More than a week after the outbreak of violence in Orissa, the situation is getting worse with no sign of subsiding, reported a Christian ministry working in India.

Religious violence between Hindus and Christians in this remote and poor state in eastern India has killed at least 16 people – most of them Christians, according to Reuters on Thursday.

Thousands of Christians are forced to take refuge in government buildings, makeshift camps, and forests in Orissa state after Hindu mobs torched churches, Christian-owned homes and businesses, as well as an orphanage following the murder of a Hindu leader.

Christians have denied involvement in the death of the radical leader, who ran a campaign against Christian conversion, but Hindus in the region have insisted "Christian militants" were behind the death.

Police, however, have blamed Maoist rebels for the murder. Moreover, the rebels themselves have claimed responsibility for the death. But despite the evidence, Hindu mobs maintain Christians are to blame for the incident.
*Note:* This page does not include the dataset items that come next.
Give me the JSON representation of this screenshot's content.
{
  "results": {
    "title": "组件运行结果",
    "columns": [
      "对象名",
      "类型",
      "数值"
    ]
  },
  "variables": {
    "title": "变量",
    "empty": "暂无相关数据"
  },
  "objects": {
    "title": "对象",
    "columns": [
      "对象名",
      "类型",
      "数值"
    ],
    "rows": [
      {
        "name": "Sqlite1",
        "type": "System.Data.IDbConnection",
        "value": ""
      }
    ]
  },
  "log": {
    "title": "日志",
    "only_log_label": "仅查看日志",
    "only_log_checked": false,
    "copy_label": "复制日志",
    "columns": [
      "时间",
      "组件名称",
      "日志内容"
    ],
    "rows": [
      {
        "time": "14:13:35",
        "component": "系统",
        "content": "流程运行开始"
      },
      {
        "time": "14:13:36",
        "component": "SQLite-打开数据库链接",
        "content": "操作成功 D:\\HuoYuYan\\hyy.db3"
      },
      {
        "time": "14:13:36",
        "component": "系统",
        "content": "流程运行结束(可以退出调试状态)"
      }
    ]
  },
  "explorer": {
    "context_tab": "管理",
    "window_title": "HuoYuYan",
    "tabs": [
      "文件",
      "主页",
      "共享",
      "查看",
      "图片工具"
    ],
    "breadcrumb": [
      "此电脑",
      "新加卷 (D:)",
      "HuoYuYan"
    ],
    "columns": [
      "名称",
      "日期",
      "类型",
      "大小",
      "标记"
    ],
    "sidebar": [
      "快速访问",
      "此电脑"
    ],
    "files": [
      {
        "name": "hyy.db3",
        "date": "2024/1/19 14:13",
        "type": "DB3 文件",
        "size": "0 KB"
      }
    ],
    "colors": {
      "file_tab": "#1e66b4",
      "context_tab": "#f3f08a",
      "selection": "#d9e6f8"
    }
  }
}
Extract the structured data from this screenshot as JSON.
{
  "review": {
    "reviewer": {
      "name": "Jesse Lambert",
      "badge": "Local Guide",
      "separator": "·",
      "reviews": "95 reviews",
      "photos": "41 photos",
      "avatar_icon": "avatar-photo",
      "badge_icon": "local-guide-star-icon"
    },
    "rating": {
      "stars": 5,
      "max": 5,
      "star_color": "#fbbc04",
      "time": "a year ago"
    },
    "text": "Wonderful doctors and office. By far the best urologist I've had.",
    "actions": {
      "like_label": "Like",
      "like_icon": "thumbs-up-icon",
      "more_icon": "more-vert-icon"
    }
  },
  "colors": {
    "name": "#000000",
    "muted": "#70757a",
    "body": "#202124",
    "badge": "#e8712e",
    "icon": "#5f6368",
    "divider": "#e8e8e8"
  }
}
Many Christian leaders have responded that Hindus are just using the death as an excuse to attack Christians in the historically sectarian violent-prone state.

In total, hundreds of homes have been burnt and looted as the state government was said to initially turn a blind eye to the violent Hindu mobs and then later only reluctantly curbing the militants' actions.

"I thought that this was going to subside," said JP SunderRajan of Audio Scripture Ministries, according to Mission Network News, "but it has shown no signs of subsiding, and in fact, has gotten worse and worse."

The ministry has a team currently working in India.

India's Supreme Court ordered Wednesday that the Orissa state government report what it has done to stop the anti-Christian attacks.

Moreover, the Supreme Court on Thursday ordered four more police battalions to be deployed to protect Christians in the state, according to Reuters.

A mob of some 1,000 Hindu men and women had attacked a Christian relief camp on Thursday, injuring nearly 40 people, according to local media reports.

The Orissa state violence has drawn international condemnation, including that of Pope Benedict and Archbishop Rowan Williams.

In a joint letter Thursday, the World Council of Churches and the Lutheran World Federation called on India's prime minister to intervene and stop the violence in Orissa.

It called on its member churches to hold a Day of Prayer and Fasting for peace and goodwill on Sunday for the Christians in India.

As "religious fanaticism has once again broken the lives of the poor, who are largely Dalits and Adivasis," WCC general secretary the Rev. Dr. Samuel Kobia wrote, "Let us pray for harmony among religious communities and let us work together to build trust and mutual respect."

The United States Commission on International Religious Freedom, meanwhile, called on the U.S. State Department to urge the Indian government to take immediate steps to quell the violence against religious communities in Orissa, and to investigate and hold accountable those responsible for the attacks.

"The reported acts of violence represent a troubling pattern of severe abuses in Orissa," stated Commission Chair Felice D. Gaer. "Both the state and central governments have a responsibility to protect every person's right to religious freedom, including members of religious minorities, as guaranteed in international human rights instruments."

The sectarian violence in Orissa is said to be the worst in decades in the Hindu-dominated nation.